As a kid in the ‘80s, my playdates were spent in wood-paneled basements slurping juice boxes and playing Super Mario Bros. Occasionally a mom would break out some Shrinky-Dinks, but then she’d disappear, and we’d go back to cutting worms in half or sliding down the stairs head-first in a sleeping bag.
Those days are over.
Last week, my 7-year-old daughter, Nora, returned from a friend’s house armed with a homemade snow globe, puffy painted socks and warm chocolate chip cookies. This is the new normal. Playdates are now like birthday parties, where no one leaves empty handed.
“Mrs. S baked those cookies from scratch,” Nora exclaimed. “Oh, oh! And she jumped on their trampoline with us. Can you do a somersault? Mrs. S. can.”
“I can do a somersault,” I replied, even though I can’t. I was just feeling inferior to Mrs. S., playdate mom extraordinaire, with her clean white furniture and bare kitchen countertops. That’s another thing about playdates: At pickup, you see how the others live. You realize that not everyone has 12 junk drawers. Oh, what the children must report back about our house ….
“They leave their shoes everywhere! None of their towels match and a chipmunk keeps breaking into the playroom."
So lately, I've been making up excuses when my girls ask to have a new friend over. "Let's do it next Monday, OK? The cleaners come on Monday." My husband doesn't get it, but parenting and youth development expert Dr. Deborah Gilboa does. She agrees that things have gotten out of hand.
“Your job at a playdate is not to entertain, educate or impress your children’s friends,” Gilboa told TODAY Parents. “Your job is to keep them safe and give them an opportunity for social interaction with each other. And maybe a snack. That’s it.”
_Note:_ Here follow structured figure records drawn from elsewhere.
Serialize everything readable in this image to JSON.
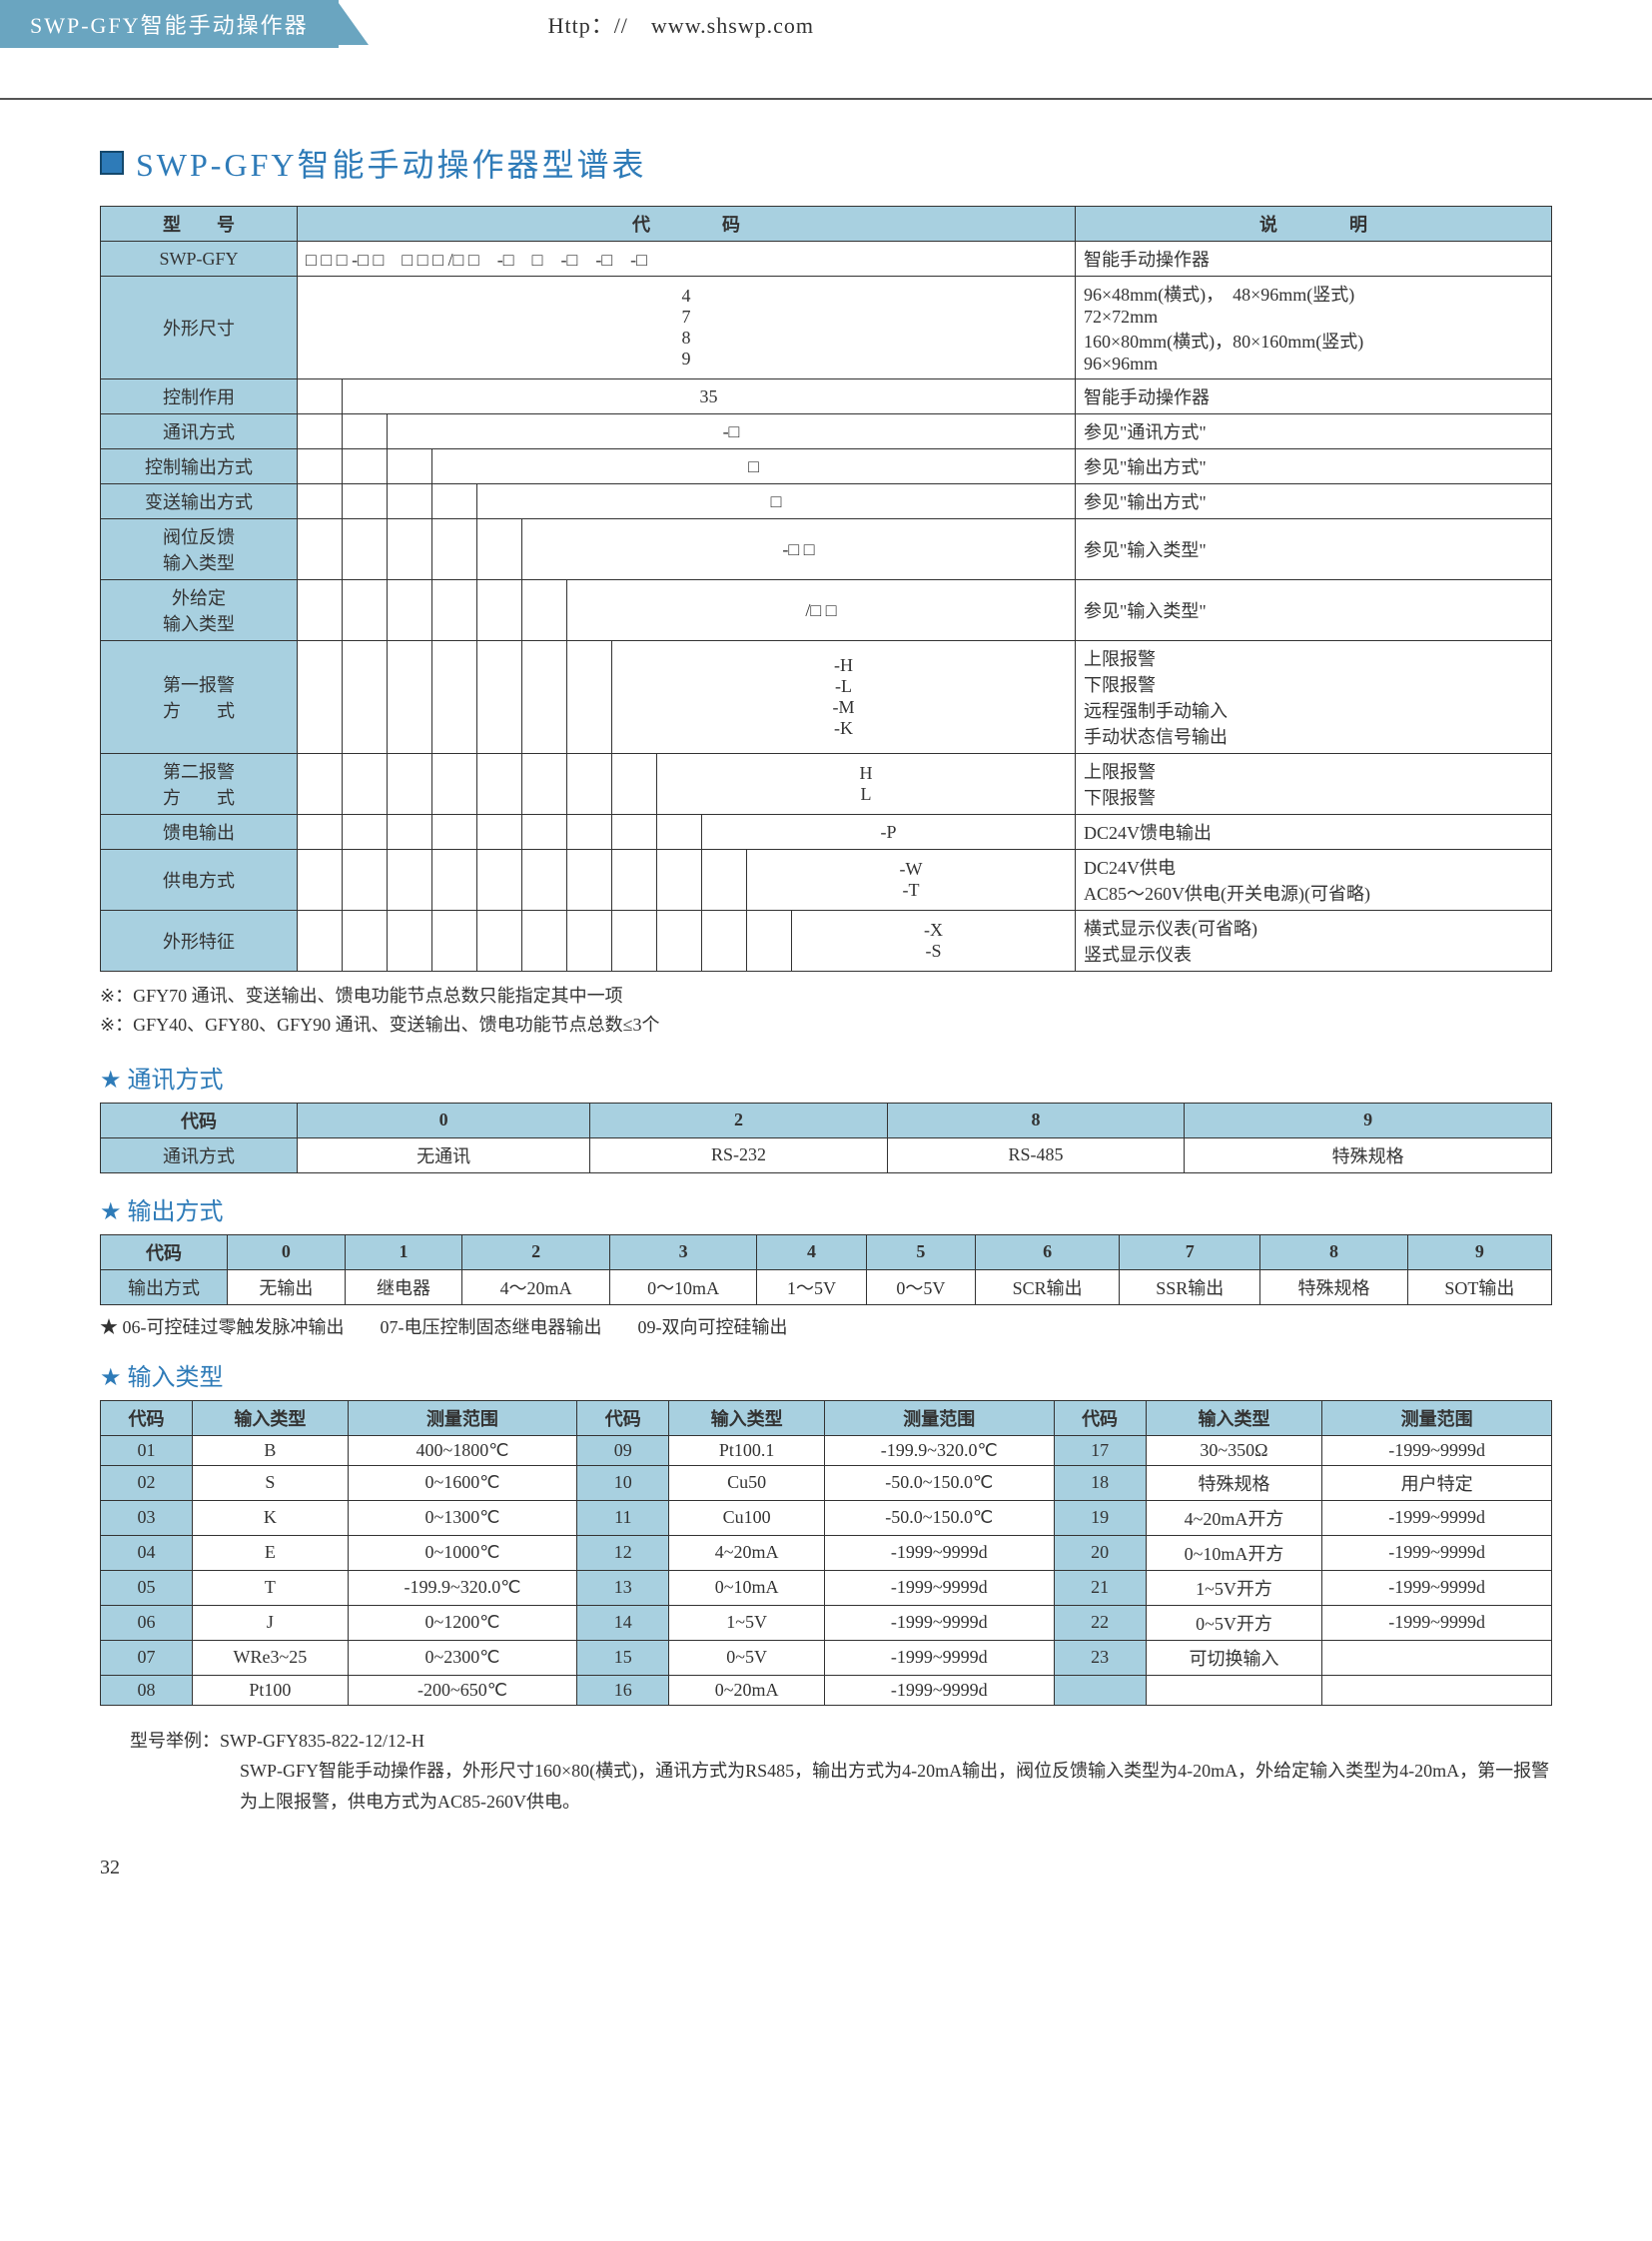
{
  "header": {
    "left": "SWP-GFY智能手动操作器",
    "url": "Http：//　www.shswp.com"
  },
  "title": "SWP-GFY智能手动操作器型谱表",
  "colors": {
    "accent": "#2e7bb8",
    "header_bg": "#6aa5c0",
    "cell_bg": "#a8d0e0",
    "border": "#333333"
  },
  "spec_table": {
    "headers": {
      "model": "型　　号",
      "code": "代　　　　码",
      "desc": "说　　　　明"
    },
    "rows": [
      {
        "label": "SWP-GFY",
        "code": "□ □ □ -□ □　□ □ □ /□ □　-□　□　-□　-□　-□",
        "desc": "智能手动操作器"
      },
      {
        "label": "外形尺寸",
        "code": "4\n7\n8\n9",
        "desc": "96×48mm(横式)，　48×96mm(竖式)\n72×72mm\n160×80mm(横式)，80×160mm(竖式)\n96×96mm"
      },
      {
        "label": "控制作用",
        "code": "35",
        "desc": "智能手动操作器"
      },
      {
        "label": "通讯方式",
        "code": "-□",
        "desc": "参见\"通讯方式\""
      },
      {
        "label": "控制输出方式",
        "code": "□",
        "desc": "参见\"输出方式\""
      },
      {
        "label": "变送输出方式",
        "code": "□",
        "desc": "参见\"输出方式\""
      },
      {
        "label": "阀位反馈\n输入类型",
        "code": "-□ □",
        "desc": "参见\"输入类型\""
      },
      {
        "label": "外给定\n输入类型",
        "code": "/□ □",
        "desc": "参见\"输入类型\""
      },
      {
        "label": "第一报警\n方　　式",
        "code": "-H\n-L\n-M\n-K",
        "desc": "上限报警\n下限报警\n远程强制手动输入\n手动状态信号输出"
      },
      {
        "label": "第二报警\n方　　式",
        "code": "H\nL",
        "desc": "上限报警\n下限报警"
      },
      {
        "label": "馈电输出",
        "code": "-P",
        "desc": "DC24V馈电输出"
      },
      {
        "label": "供电方式",
        "code": "-W\n-T",
        "desc": "DC24V供电\nAC85～260V供电(开关电源)(可省略)"
      },
      {
        "label": "外形特征",
        "code": "-X\n-S",
        "desc": "横式显示仪表(可省略)\n竖式显示仪表"
      }
    ]
  },
  "notes": [
    "※：GFY70 通讯、变送输出、馈电功能节点总数只能指定其中一项",
    "※：GFY40、GFY80、GFY90 通讯、变送输出、馈电功能节点总数≤3个"
  ],
  "comm": {
    "title": "通讯方式",
    "headers": [
      "代码",
      "0",
      "2",
      "8",
      "9"
    ],
    "row_label": "通讯方式",
    "values": [
      "无通讯",
      "RS-232",
      "RS-485",
      "特殊规格"
    ]
  },
  "output": {
    "title": "输出方式",
    "headers": [
      "代码",
      "0",
      "1",
      "2",
      "3",
      "4",
      "5",
      "6",
      "7",
      "8",
      "9"
    ],
    "row_label": "输出方式",
    "values": [
      "无输出",
      "继电器",
      "4～20mA",
      "0～10mA",
      "1～5V",
      "0～5V",
      "SCR输出",
      "SSR输出",
      "特殊规格",
      "SOT输出"
    ],
    "foot": "★ 06-可控硅过零触发脉冲输出　　07-电压控制固态继电器输出　　09-双向可控硅输出"
  },
  "input": {
    "title": "输入类型",
    "headers": [
      "代码",
      "输入类型",
      "测量范围",
      "代码",
      "输入类型",
      "测量范围",
      "代码",
      "输入类型",
      "测量范围"
    ],
    "rows": [
      [
        "01",
        "B",
        "400~1800℃",
        "09",
        "Pt100.1",
        "-199.9~320.0℃",
        "17",
        "30~350Ω",
        "-1999~9999d"
      ],
      [
        "02",
        "S",
        "0~1600℃",
        "10",
        "Cu50",
        "-50.0~150.0℃",
        "18",
        "特殊规格",
        "用户特定"
      ],
      [
        "03",
        "K",
        "0~1300℃",
        "11",
        "Cu100",
        "-50.0~150.0℃",
        "19",
        "4~20mA开方",
        "-1999~9999d"
      ],
      [
        "04",
        "E",
        "0~1000℃",
        "12",
        "4~20mA",
        "-1999~9999d",
        "20",
        "0~10mA开方",
        "-1999~9999d"
      ],
      [
        "05",
        "T",
        "-199.9~320.0℃",
        "13",
        "0~10mA",
        "-1999~9999d",
        "21",
        "1~5V开方",
        "-1999~9999d"
      ],
      [
        "06",
        "J",
        "0~1200℃",
        "14",
        "1~5V",
        "-1999~9999d",
        "22",
        "0~5V开方",
        "-1999~9999d"
      ],
      [
        "07",
        "WRe3~25",
        "0~2300℃",
        "15",
        "0~5V",
        "-1999~9999d",
        "23",
        "可切换输入",
        ""
      ],
      [
        "08",
        "Pt100",
        "-200~650℃",
        "16",
        "0~20mA",
        "-1999~9999d",
        "",
        "",
        ""
      ]
    ]
  },
  "example": {
    "label": "型号举例：SWP-GFY835-822-12/12-H",
    "text": "SWP-GFY智能手动操作器，外形尺寸160×80(横式)，通讯方式为RS485，输出方式为4-20mA输出，阀位反馈输入类型为4-20mA，外给定输入类型为4-20mA，第一报警为上限报警，供电方式为AC85-260V供电。"
  },
  "page_num": "32"
}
“You’re not a preschool teacher, you’re not a camp counselor, it’s not a photo shoot for Better Homes and Gardens magazine,” she added.
Gilboa noted that there will always be parents who go overboard and treat playdates like a competitive sport. We only control how we respond.
"You can’t get into a tug of war if you don’t pick up the rope,” she said. “You get to decide what competitions you enter.”
According to Gilboa, moms in the ‘80s had it right. When I had friends over, my mom would prep dinner, pay bills and talk on the phone. If we needed something, we knew where to find her.
“Playdates are supposed to make your life easier,” Gilboa said.
Of course, you can’t throw on a pair of headphones and entirely check out. A watchful eye is important at any age.
“When they’re 4 or 5 you want to make sure they’re not like, jumping on a hot radiator and when they’re teens, you want to make sure they’re not watching inappropriate videos,” Gilboa said.
Gilboa understands the temptation some moms feel to play cruise director. They want to be the known as the fun mom; they want to show your child a good time. They want to be liked.
But sometimes it's important to just sit back and watch.
"The skill of relieving boredom requires children to improve their communication, self-communication, self-regulation and creativity," Gilboa said. "When parents step in to offer endless options, entertain or soothe, we rob kids of the discomfort that will push them to learn those skills."